Lucas tightened the last screw and pushed out from under the car. "That's not bullshit. They did something. You had to be there to see it- those motherfuckers are involved," Lucas said.

THEY PUT THE TOOLS AWAY, and Grant handed Lucas his empty beer bottle. "Give me your bottom line," Lucas said.

Grant shrugged: "Something's wrong. Something stinks. For one thing, you should have caught Charlie by now. He's the kind of guy who would flee on a Greyhound bus."

"You worry me."

"I'm not a cop, so I don't know how you work, or how, mmm, efficacious your methods are. But if I were you, I'd at least consider the possibility that Charlie Pope is working with somebody. That there's a second man out there."

"A second man."

"Or woman." Grant touched his chin with steepled fingers, as though he'd surprised himself with the thought. "A woman. A woman adds a sexual element to the equation."

"You think…"

Grant said, "Listen, Lucas: the right woman could do anything with Charlie Pope that she wanted. Anything."

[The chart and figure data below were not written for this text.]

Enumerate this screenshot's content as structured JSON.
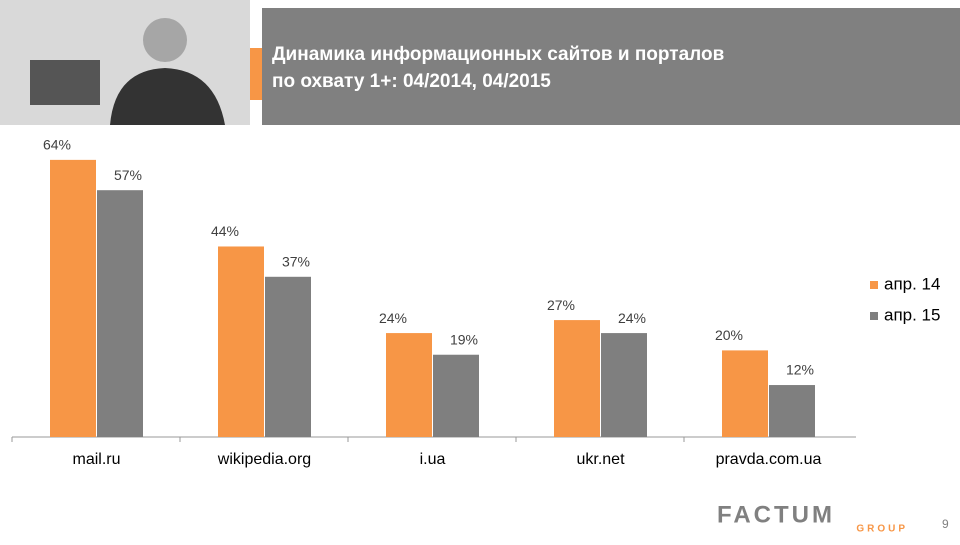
{
  "header": {
    "title_lines": [
      "Динамика информационных сайтов и порталов",
      "по охвату 1+: 04/2014, 04/2015"
    ]
  },
  "chart_data": {
    "type": "bar",
    "categories": [
      "mail.ru",
      "wikipedia.org",
      "i.ua",
      "ukr.net",
      "pravda.com.ua"
    ],
    "series": [
      {
        "name": "апр. 14",
        "color": "#f79646",
        "values": [
          64,
          44,
          24,
          27,
          20
        ],
        "value_labels": [
          "64%",
          "44%",
          "24%",
          "27%",
          "20%"
        ]
      },
      {
        "name": "апр. 15",
        "color": "#7f7f7f",
        "values": [
          57,
          37,
          19,
          24,
          12
        ],
        "value_labels": [
          "57%",
          "37%",
          "19%",
          "24%",
          "12%"
        ]
      }
    ],
    "legend": "right"
  },
  "footer": {
    "logo": "FACTUM",
    "logo_sub": "GROUP",
    "page": "9"
  }
}
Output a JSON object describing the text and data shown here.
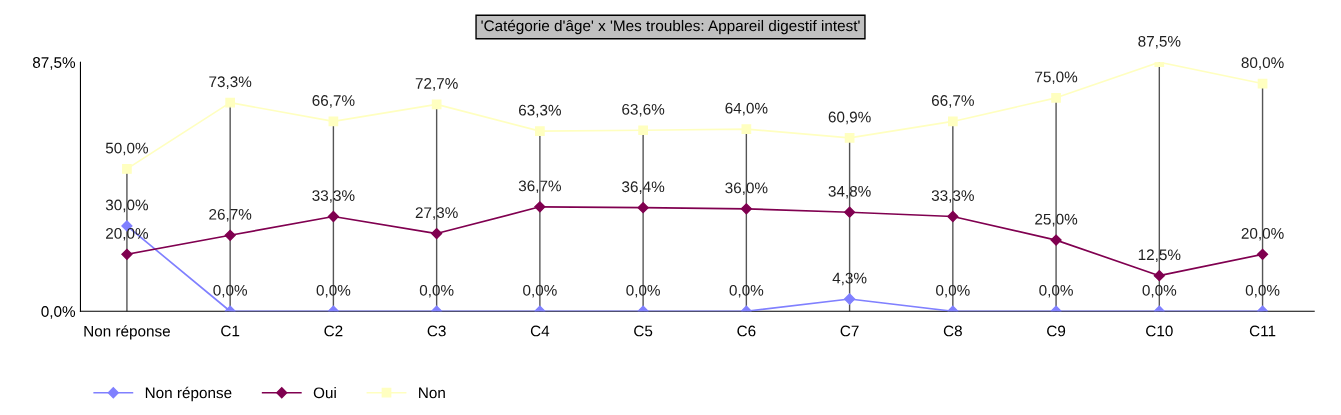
{
  "chart_data": {
    "type": "line",
    "title": "'Catégorie d'âge' x 'Mes troubles: Appareil digestif intest'",
    "categories": [
      "Non réponse",
      "C1",
      "C2",
      "C3",
      "C4",
      "C5",
      "C6",
      "C7",
      "C8",
      "C9",
      "C10",
      "C11"
    ],
    "series": [
      {
        "name": "Non réponse",
        "color": "#8080ff",
        "marker": "diamond",
        "values": [
          30.0,
          0.0,
          0.0,
          0.0,
          0.0,
          0.0,
          0.0,
          4.3,
          0.0,
          0.0,
          0.0,
          0.0
        ],
        "value_labels": [
          "30,0%",
          "0,0%",
          "0,0%",
          "0,0%",
          "0,0%",
          "0,0%",
          "0,0%",
          "4,3%",
          "0,0%",
          "0,0%",
          "0,0%",
          "0,0%"
        ]
      },
      {
        "name": "Oui",
        "color": "#800050",
        "marker": "diamond",
        "values": [
          20.0,
          26.7,
          33.3,
          27.3,
          36.7,
          36.4,
          36.0,
          34.8,
          33.3,
          25.0,
          12.5,
          20.0
        ],
        "value_labels": [
          "20,0%",
          "26,7%",
          "33,3%",
          "27,3%",
          "36,7%",
          "36,4%",
          "36,0%",
          "34,8%",
          "33,3%",
          "25,0%",
          "12,5%",
          "20,0%"
        ]
      },
      {
        "name": "Non",
        "color": "#ffffc0",
        "marker": "square",
        "values": [
          50.0,
          73.3,
          66.7,
          72.7,
          63.3,
          63.6,
          64.0,
          60.9,
          66.7,
          75.0,
          87.5,
          80.0
        ],
        "value_labels": [
          "50,0%",
          "73,3%",
          "66,7%",
          "72,7%",
          "63,3%",
          "63,6%",
          "64,0%",
          "60,9%",
          "66,7%",
          "75,0%",
          "87,5%",
          "80,0%"
        ]
      }
    ],
    "ylim": [
      0,
      87.5
    ],
    "yticks": [
      {
        "value": 0,
        "label": "0,0%"
      },
      {
        "value": 87.5,
        "label": "87,5%"
      }
    ],
    "grid": "x",
    "legend": "bottom left"
  }
}
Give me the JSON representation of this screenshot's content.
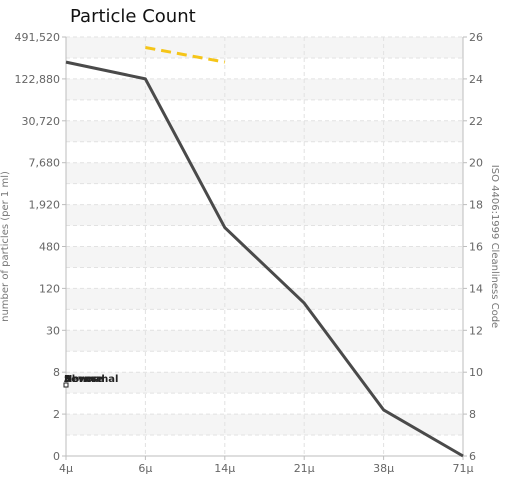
{
  "chart_data": {
    "type": "line",
    "title": "Particle Count",
    "ylabel_left": "number of particles (per 1 ml)",
    "ylabel_right": "ISO 4406:1999 Cleanliness Code",
    "categories": [
      "4μ",
      "6μ",
      "14μ",
      "21μ",
      "38μ",
      "71μ"
    ],
    "left_ticks": [
      "0",
      "2",
      "8",
      "30",
      "120",
      "480",
      "1,920",
      "7,680",
      "30,720",
      "122,880",
      "491,520"
    ],
    "right_ticks": [
      "6",
      "8",
      "10",
      "12",
      "14",
      "16",
      "18",
      "20",
      "22",
      "24",
      "26"
    ],
    "grid": true,
    "series": [
      {
        "values": [
          24.8,
          24.0,
          16.9,
          13.3,
          8.2,
          6.0
        ],
        "color": "#4a4a4a"
      },
      {
        "x": [
          6,
          14
        ],
        "values": [
          25.5,
          24.8
        ],
        "color": "#f5c518",
        "style": "dashed"
      }
    ],
    "annotations": [
      "Severe",
      "Abnormal",
      "Normal"
    ]
  }
}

LATE THAT NIGHT, Lucas sat in a pool of light in his study, eyes closed, listening to the tape Grant had brought with him. Grant had a sly interviewing technique. He would profess ignorance of some point, or some event, or make an assertion that was clearly faulty, and then he'd let Charlie Pope straighten him out.

Charlie Pope said:

"… They tease you all the time. They drive you out of your mind. I used to try to take care of myself, I'd get all cleaned up and shaved and put on new shoes, but nobody would ever go out with me. A man's gotta have some sex, and what was I supposed to do? Was I supposed to go hire a hooker somewhere? That's how you get AIDS, all the hookers in the Cities got AIDS or some other disease.